Fazit: Am Passo Tonale ist in den letzten Jahren viel geschehen. Diverse Bahnen sind durch moderne KSBs ersetzt worden, sogar eine Neuerschließung hat es gegeben. Das Gebiet war bis dato Musterbeispiel für einen vernünftigen Ausbau, wenn man mal davon absieht, dass gerne mal Bergstationen von Ersatzbahnen ein paar Meter weiter unten standen als ihre Vorgänger. Gerade an den beiden Rändern ist das Schigebiet mit seinen schnellen und effizienten KSB mit Wetterschutzhauben aber sehr attraktiv geworden - lange schöne Pisten mit Liften die zu Wiederholungfahrten einladen.
Um so bedauerlicher ist jetzt dieser Fehlgriff. So schön die Lage der neuen Talstation auch sein mag - der Ersatz dieser Bahn war weder dringend noch überhaupt nötig, das Geld hätte sinnvoller investiert werden sollen. Darüber hinaus bildete dieser Sektor des Gebiets ein kleines, aber feines und eigenständiges System, das jetzt aus dem Gleichgewicht gebracht wird.
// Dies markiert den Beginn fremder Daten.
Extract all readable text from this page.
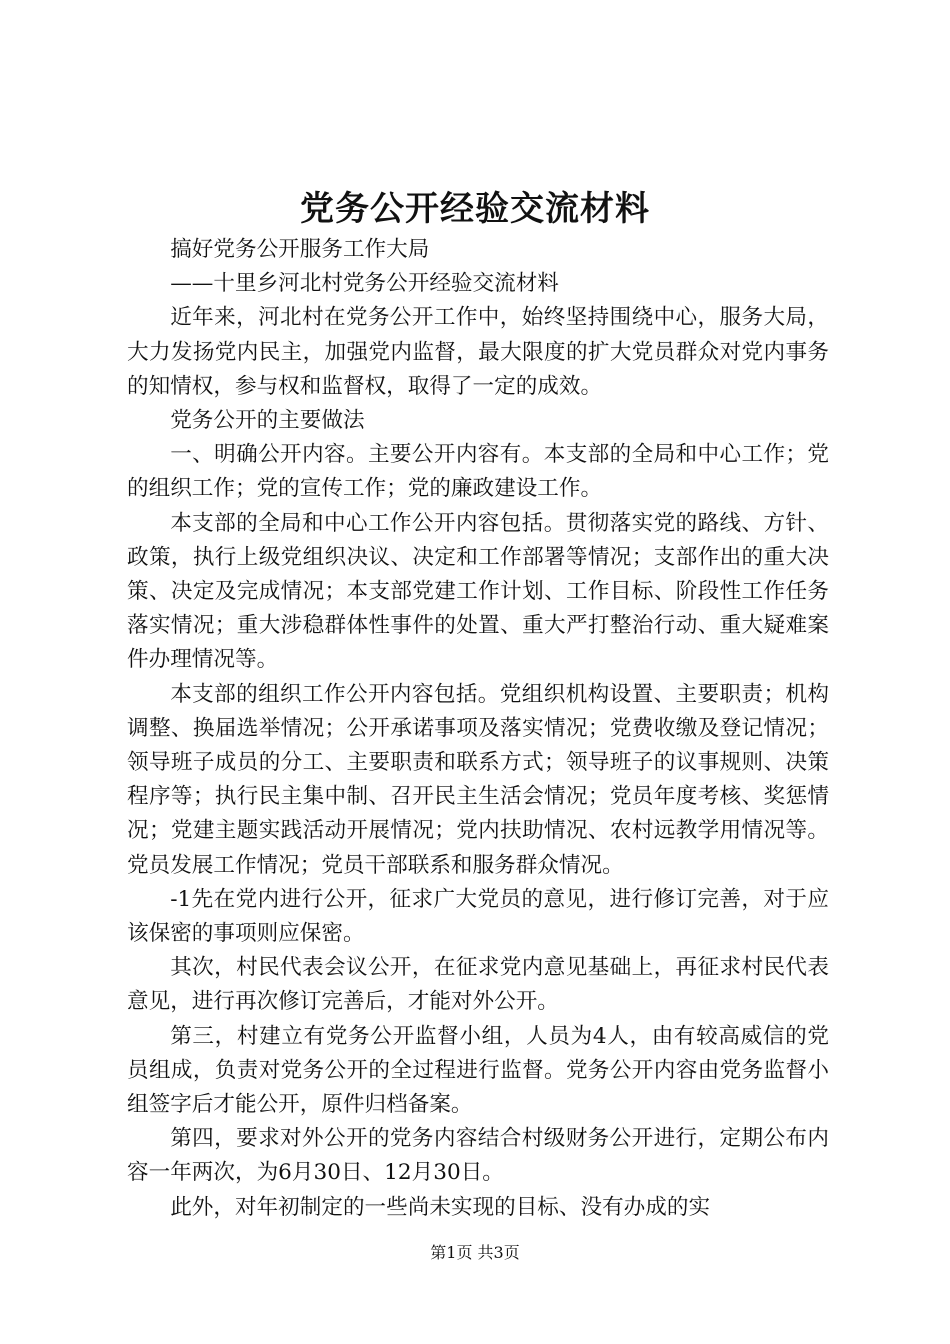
党务公开经验交流材料

搞好党务公开服务工作大局

——十里乡河北村党务公开经验交流材料

近年来，河北村在党务公开工作中，始终坚持围绕中心，服务大局，大力发扬党内民主，加强党内监督，最大限度的扩大党员群众对党内事务的知情权，参与权和监督权，取得了一定的成效。

党务公开的主要做法

一、明确公开内容。主要公开内容有。本支部的全局和中心工作；党的组织工作；党的宣传工作；党的廉政建设工作。

本支部的全局和中心工作公开内容包括。贯彻落实党的路线、方针、政策，执行上级党组织决议、决定和工作部署等情况；支部作出的重大决策、决定及完成情况；本支部党建工作计划、工作目标、阶段性工作任务落实情况；重大涉稳群体性事件的处置、重大严打整治行动、重大疑难案件办理情况等。

本支部的组织工作公开内容包括。党组织机构设置、主要职责；机构调整、换届选举情况；公开承诺事项及落实情况；党费收缴及登记情况；领导班子成员的分工、主要职责和联系方式；领导班子的议事规则、决策程序等；执行民主集中制、召开民主生活会情况；党员年度考核、奖惩情况；党建主题实践活动开展情况；党内扶助情况、农村远教学用情况等。党员发展工作情况；党员干部联系和服务群众情况。

-1先在党内进行公开，征求广大党员的意见，进行修订完善，对于应该保密的事项则应保密。

其次，村民代表会议公开，在征求党内意见基础上，再征求村民代表意见，进行再次修订完善后，才能对外公开。

第三，村建立有党务公开监督小组，人员为4人，由有较高威信的党员组成，负责对党务公开的全过程进行监督。党务公开内容由党务监督小组签字后才能公开，原件归档备案。

第四，要求对外公开的党务内容结合村级财务公开进行，定期公布内容一年两次，为6月30日、12月30日。

此外，对年初制定的一些尚未实现的目标、没有办成的实

第1页 共3页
Schließlich wird vermutlich auch die weithin sichtbare, wuchtige und beindruckende Nordflanke des Adamellomassifs durch eine größere Anzahl Stützen verschandelt - es bleibt abzuwarten inwiefern diese geschickt in dei Landschaft integriert werden, auch wenn die bsiherige Erfahrung mit solchen Bahnen nichts Gutes ahnen lässt. IN drei Wochen weiß ich mehr.
Alles in allem eine vertane Chance - Schade drum!